Podcast 10th April 2015
NPS (National Pension Scheme) has a retirement plan that invests in a mix of equity and bonds with weights determined by your age. For example if you are below 40, more weight is given to equity than bonds and as you approach 55, weight given to equity becomes less. Read our note on NPS to understand the schemes.
In a perfect world without market, economic and business cycles, you will gain from higher equity allocation in the early years of savings and then reap the benefits without taking higher risk on equities.
We all know that the world is not perfect. It could well be that your savings get invested more and more in equities when equity prices are bubbling over and after the bubble bursts your equity investments become less and less. You are actually buying high and selling low.

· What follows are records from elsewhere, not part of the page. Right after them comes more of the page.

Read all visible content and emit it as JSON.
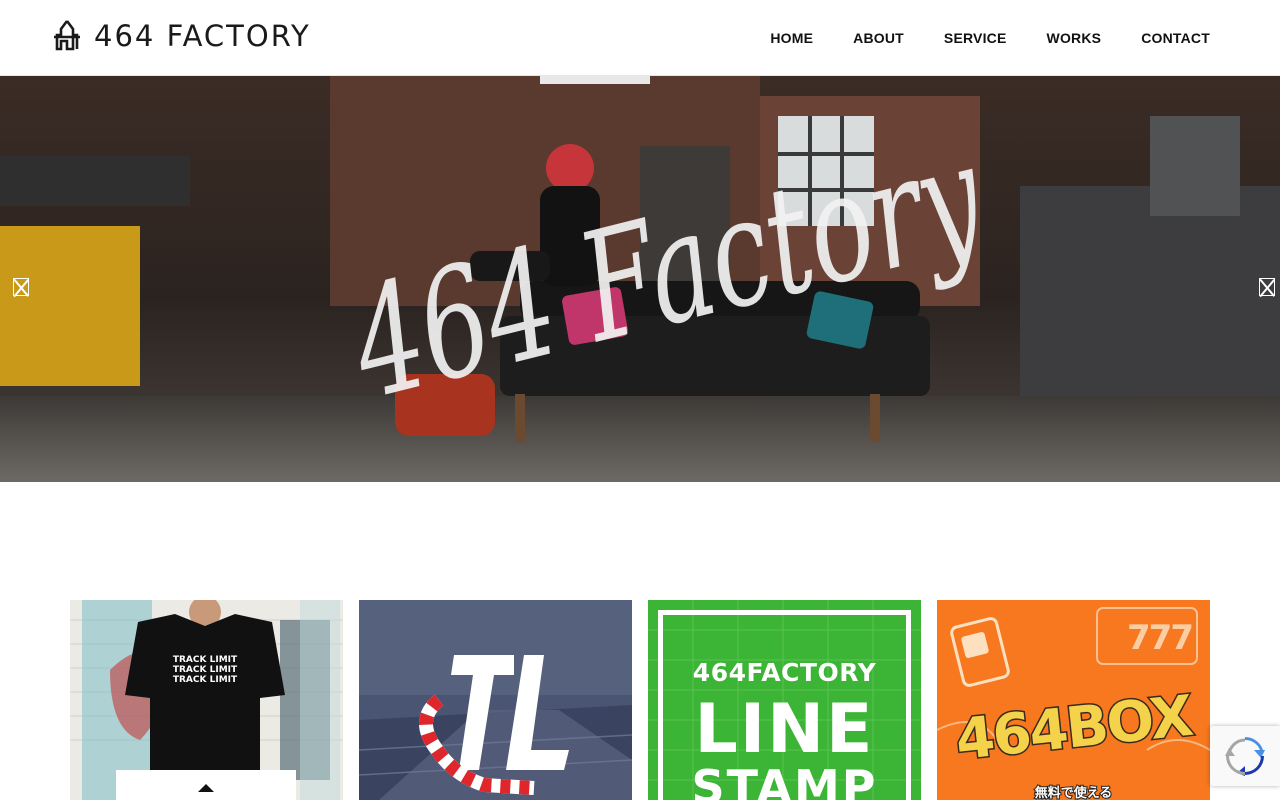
{
  "header": {
    "logo_text": "464 FACTORY",
    "nav": [
      "HOME",
      "ABOUT",
      "SERVICE",
      "WORKS",
      "CONTACT"
    ]
  },
  "hero": {
    "overlay_text": "464 Factory",
    "prev_icon": "slider-prev-icon",
    "next_icon": "slider-next-icon"
  },
  "cards": {
    "card1": {
      "shirt_text": "TRACK LIMIT"
    },
    "card2": {
      "logo_text": "TL"
    },
    "card3": {
      "line1": "464FACTORY",
      "line2": "LINE",
      "line3": "STAMP"
    },
    "card4": {
      "title": "464BOX",
      "subtitle": "無料で使える",
      "slot": "777"
    }
  },
  "recaptcha": {
    "icon": "recaptcha-icon"
  },
  "colors": {
    "nav_text": "#111111",
    "line_green": "#3cb436",
    "box_orange": "#f7781e",
    "tl_blue": "#3e4a68",
    "tl_red": "#e0262d"
  }
}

In case of fixed income investments, your allocation to fixed income could be higher when the government is running policies that stoke inflation in the economy. You are losing out real returns on fixed income investments, which will hurt you when you retire.
The world has given plenty of examples where market, business and economic cycles have worked completely against what we call “an outdated retirement investment theory” of allocating weights to asset classes based on age or time to retirement.
India has seen many equity bubbles and busts since 1990 and investments at bubbles would have proved really detrimental to retirement investments. India has also seen long periods of high inflation that has completely destroyed savings of retirees.
What is the right way to look at retirement investments? Dynamic asset allocation is one way of riding out market, economic and business cycles. Weights are assigned to equities or debt based on valuations, growth and inflation expectations. However there could be destruction and disruption in economies and businesses as well and broad asset allocations may not work at all.
The ideal way to look at retirement investments is to invest based on where you are standing at in terms of current and future expected market, economic and business cycles. Would you invest in bubbles that are frothing over? The answer is a clear no. Would you invest when markets are depressed but economic and business conditions are improving? Yes. Would you invest in change leaders if you spot it? Yes. Would you invest in businesses that are being killed by change leaders? No.
Government that is taking sound policies to contain inflation expectations would make you invest in long term fixed income securities. Political chaos would make inflation expectations rise and you would avoid long term fixed income securities.